Un lugar para descansar
El proyecto surge de la necesidad de una pareja que culmina su vida laboral en la capital del pais por encontrar tranquilidad y cambiar esa ajetreada vida de ciudad, a un retiro en mayor paz y en comunión con la naturaleza; Es en definitiva un lugar para el descanso, y para recibir en ocasiones especiales a sus hijos y nietos que viven por fuera del pais.

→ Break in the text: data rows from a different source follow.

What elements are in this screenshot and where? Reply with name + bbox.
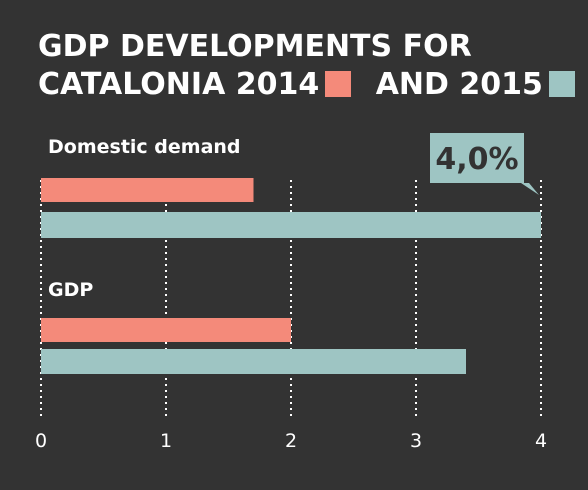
title-line-2: CATALONIA 2014 AND 2015 <box>38 66 575 104</box>
category-label-1: GDP <box>48 279 93 301</box>
tick-label-1: 1 <box>160 430 172 452</box>
bar-1-2014 <box>41 318 291 342</box>
tick-label-0: 0 <box>35 430 47 452</box>
legend-swatch-2015 <box>548 71 575 97</box>
callout-label: 4,0% <box>435 142 518 177</box>
tick-label-2: 2 <box>285 430 297 452</box>
tick-label-3: 3 <box>410 430 422 452</box>
bar-0-2014 <box>41 178 254 202</box>
title-line-1: GDP DEVELOPMENTS FOR <box>38 29 472 64</box>
bar-1-2015 <box>41 349 466 374</box>
bar-0-2015 <box>41 212 541 238</box>
tick-label-4: 4 <box>535 430 547 452</box>
title-2014-text: CATALONIA 2014 <box>38 67 320 102</box>
title-2015-text: AND 2015 <box>375 67 543 102</box>
callout-box <box>430 133 539 195</box>
chart-title: GDP DEVELOPMENTS FOR CATALONIA 2014 AND … <box>38 28 575 104</box>
category-label-0: Domestic demand <box>48 136 241 158</box>
legend-swatch-2014 <box>325 71 352 97</box>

A partir de esta dinámica se propone una vivienda campestre de un solo nivel dividida en dos grandes contenedores, el primero agrupa el acceso y las zonas sociales y de servicio de la propiedad, el segundo separado por medio de un puente acristalado sobre un patio ajardinado, contiene las zonas privadas como las habitaciones y estudios de la pareja.

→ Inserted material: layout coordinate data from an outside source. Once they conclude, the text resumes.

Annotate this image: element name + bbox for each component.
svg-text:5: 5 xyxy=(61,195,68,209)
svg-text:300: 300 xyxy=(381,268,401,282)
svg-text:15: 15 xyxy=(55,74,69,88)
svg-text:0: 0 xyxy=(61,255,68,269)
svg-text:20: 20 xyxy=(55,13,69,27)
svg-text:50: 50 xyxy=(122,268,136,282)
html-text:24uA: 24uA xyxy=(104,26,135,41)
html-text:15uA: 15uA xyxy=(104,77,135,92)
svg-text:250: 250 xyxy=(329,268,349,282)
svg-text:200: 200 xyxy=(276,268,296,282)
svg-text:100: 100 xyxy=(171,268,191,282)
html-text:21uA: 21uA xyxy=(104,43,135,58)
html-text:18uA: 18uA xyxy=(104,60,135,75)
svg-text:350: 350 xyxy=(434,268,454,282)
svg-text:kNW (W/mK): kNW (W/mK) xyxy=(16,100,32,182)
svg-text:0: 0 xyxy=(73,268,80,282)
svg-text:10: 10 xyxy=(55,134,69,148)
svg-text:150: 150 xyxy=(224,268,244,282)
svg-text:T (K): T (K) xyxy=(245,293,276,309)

La vivienda se emplaza en un territorio de clima calido y por este motivo no son ajenos a la propuesta soluciones de confort térmico pasivas como entrepisos mas elevados, múltiples disposiciones para la circulación de aire, protección solar mediante aleros y elementos en fachadas, así como soluciones mas tecnológicas como ventiladores.
La propuesta se nutre una materialidad atemporal, con productos propios de la zona como el ladrillo a la vista, y pinturas artesanales en colores tierra con el fin de mantener un carácter propio y contemporáneo además de facilitar el mantenimiento.